O crime em foco, não se trata de delito habitual, podendo já estar consumado com a prática de um único ato, desde que essa conduta cause dano emocional descrito no tipo penal. Contudo, é comum ele ser praticado de forma gradativa e reiterada, no âmbito da relação afetiva, o que se inicia como um “cuidado”, depois evolui para situações de “ciúmes” e ao final descamba para um completo “controle”.  

Já em relação à tentativa, embora admissível, é de muito difícil verificação na prática, diante da estrutura do delito, eis que o início da execução já configura a consumação, é o que acontece com atos de humilhação e manipulação. 

Como provar a violência psicológica?

Assevera-se, por último, que, assim como acontece com outros crimes que envolvem a vida privada das relações domésticas sendo uma das partes vulnerável, em relação à validade da prova produzida pela vítima, tem um peso diferenciado. Deve ser valorada de forma contextualizada, mas ainda assim, é recebida com uma força considerável. É o que acontece nos crimes contra a dignidade sexual, quando não há testemunhas. Nesses casos, a palavra da vítima tem uma força destacada que deve ser somada a outros elementos de provas trazidos à persecução penal. 

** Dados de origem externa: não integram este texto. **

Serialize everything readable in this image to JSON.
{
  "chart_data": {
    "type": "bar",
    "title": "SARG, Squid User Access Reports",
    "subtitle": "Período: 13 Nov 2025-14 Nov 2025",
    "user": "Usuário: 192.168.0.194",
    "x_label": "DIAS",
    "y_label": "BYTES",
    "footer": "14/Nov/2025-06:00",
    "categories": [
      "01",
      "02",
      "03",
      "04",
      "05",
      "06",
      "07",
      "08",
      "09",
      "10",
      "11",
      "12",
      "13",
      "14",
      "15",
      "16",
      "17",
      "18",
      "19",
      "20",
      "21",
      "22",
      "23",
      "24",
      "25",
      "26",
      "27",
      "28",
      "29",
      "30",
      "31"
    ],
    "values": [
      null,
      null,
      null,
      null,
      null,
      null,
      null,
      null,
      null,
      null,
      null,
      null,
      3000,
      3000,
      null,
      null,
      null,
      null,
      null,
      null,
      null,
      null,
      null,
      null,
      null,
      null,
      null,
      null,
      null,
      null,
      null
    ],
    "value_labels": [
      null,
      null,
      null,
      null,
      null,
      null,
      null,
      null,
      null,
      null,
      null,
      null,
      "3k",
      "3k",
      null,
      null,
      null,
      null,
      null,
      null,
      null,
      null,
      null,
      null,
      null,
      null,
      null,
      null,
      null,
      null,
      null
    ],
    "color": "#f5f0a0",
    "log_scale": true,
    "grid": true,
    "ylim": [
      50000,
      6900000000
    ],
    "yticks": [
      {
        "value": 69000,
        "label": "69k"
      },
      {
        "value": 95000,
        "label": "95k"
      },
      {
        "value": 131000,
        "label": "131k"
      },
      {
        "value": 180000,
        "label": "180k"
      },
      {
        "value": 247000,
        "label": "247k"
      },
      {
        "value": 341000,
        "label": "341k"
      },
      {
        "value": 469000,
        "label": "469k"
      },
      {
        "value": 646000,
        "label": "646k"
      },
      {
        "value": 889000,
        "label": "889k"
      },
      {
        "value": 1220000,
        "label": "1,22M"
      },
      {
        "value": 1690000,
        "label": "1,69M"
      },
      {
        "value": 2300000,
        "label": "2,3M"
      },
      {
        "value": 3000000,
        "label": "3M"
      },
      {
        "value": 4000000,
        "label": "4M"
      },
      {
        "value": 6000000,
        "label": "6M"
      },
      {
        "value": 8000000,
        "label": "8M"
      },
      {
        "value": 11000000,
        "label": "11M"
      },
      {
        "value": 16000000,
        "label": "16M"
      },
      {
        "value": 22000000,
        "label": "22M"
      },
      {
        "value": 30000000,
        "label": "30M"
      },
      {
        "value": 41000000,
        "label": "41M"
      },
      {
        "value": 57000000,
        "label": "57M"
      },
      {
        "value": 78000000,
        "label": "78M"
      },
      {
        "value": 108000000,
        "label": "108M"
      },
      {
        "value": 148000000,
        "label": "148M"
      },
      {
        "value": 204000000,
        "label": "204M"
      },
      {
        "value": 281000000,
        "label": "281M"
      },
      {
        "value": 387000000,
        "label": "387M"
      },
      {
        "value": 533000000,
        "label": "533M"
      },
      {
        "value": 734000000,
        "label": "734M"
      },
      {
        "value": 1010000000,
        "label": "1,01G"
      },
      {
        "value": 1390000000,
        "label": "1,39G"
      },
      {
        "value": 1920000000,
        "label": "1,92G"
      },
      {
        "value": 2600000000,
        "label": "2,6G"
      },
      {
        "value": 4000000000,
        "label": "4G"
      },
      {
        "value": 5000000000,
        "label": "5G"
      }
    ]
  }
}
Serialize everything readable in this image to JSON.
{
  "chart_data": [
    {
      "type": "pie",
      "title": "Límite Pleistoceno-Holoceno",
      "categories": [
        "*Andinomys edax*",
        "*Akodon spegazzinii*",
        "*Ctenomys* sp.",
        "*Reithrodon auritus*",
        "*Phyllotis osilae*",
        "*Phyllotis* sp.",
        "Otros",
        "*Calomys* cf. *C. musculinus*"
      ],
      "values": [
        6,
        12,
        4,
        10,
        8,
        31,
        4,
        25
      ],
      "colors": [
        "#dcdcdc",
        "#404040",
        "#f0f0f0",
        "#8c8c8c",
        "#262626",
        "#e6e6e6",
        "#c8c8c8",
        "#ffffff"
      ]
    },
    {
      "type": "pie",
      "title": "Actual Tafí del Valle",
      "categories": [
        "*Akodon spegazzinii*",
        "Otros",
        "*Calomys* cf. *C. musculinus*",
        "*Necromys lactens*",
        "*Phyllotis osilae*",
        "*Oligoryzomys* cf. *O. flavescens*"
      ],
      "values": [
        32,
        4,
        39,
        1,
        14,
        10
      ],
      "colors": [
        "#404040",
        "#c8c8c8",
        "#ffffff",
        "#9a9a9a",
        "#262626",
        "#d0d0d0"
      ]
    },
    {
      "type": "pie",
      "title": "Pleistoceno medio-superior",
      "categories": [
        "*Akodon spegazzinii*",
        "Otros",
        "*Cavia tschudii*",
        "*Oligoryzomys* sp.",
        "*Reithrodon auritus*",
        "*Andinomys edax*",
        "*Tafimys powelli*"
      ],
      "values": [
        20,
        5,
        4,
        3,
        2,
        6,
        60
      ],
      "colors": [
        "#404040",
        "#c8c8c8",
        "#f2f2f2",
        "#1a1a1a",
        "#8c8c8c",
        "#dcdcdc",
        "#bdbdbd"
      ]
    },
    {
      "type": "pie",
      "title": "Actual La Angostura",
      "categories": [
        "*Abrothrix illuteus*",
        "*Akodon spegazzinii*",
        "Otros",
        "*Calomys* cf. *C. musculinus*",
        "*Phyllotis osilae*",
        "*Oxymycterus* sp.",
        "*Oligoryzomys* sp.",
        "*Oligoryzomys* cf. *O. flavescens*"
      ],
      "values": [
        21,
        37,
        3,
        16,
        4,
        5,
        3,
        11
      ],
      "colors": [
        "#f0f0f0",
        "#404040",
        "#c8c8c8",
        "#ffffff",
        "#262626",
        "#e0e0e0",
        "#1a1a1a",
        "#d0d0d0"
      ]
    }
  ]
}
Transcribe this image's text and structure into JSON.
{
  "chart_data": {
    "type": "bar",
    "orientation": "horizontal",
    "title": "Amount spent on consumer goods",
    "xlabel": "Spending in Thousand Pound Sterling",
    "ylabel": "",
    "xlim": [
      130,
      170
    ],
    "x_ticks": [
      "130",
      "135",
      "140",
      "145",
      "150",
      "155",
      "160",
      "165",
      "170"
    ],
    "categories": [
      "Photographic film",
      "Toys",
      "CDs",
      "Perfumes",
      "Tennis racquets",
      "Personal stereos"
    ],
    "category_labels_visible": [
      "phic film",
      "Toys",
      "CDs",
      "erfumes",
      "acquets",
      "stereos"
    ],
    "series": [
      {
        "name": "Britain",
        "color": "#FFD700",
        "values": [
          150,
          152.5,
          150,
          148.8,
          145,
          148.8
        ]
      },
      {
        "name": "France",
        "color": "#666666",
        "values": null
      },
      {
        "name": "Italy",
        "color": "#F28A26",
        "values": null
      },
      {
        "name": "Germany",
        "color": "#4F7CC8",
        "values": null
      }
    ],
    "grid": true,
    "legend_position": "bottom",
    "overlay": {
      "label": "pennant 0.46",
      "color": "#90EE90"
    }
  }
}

No mais, cumpre render homenagens às recentes alterações legislativas na Lei Maria da Penha promovidas pela Lei 14.188/21, uma vez que, mesmo não sendo um diploma legal perfeito, conferiu um pouco mais de proteção à mulher vítima de violência e incrementou medidas assertivas. Nesse sentido andou bem o legislador merecendo aplausos. Por outro lado, a abertura do tipo penal para gerar questionamentos em especial no que toca ao princípio da legalidade e superposição de normas penais. 

Mas reforça-se que a iniciativa é importante e deve ser bem recebida. Que isso nos sinaliza na direção da busca de uma sociedade menos desigual e mais atenta às questões de violência envolvendo as mulheres, pauta imprescindível para a nossa realidade social.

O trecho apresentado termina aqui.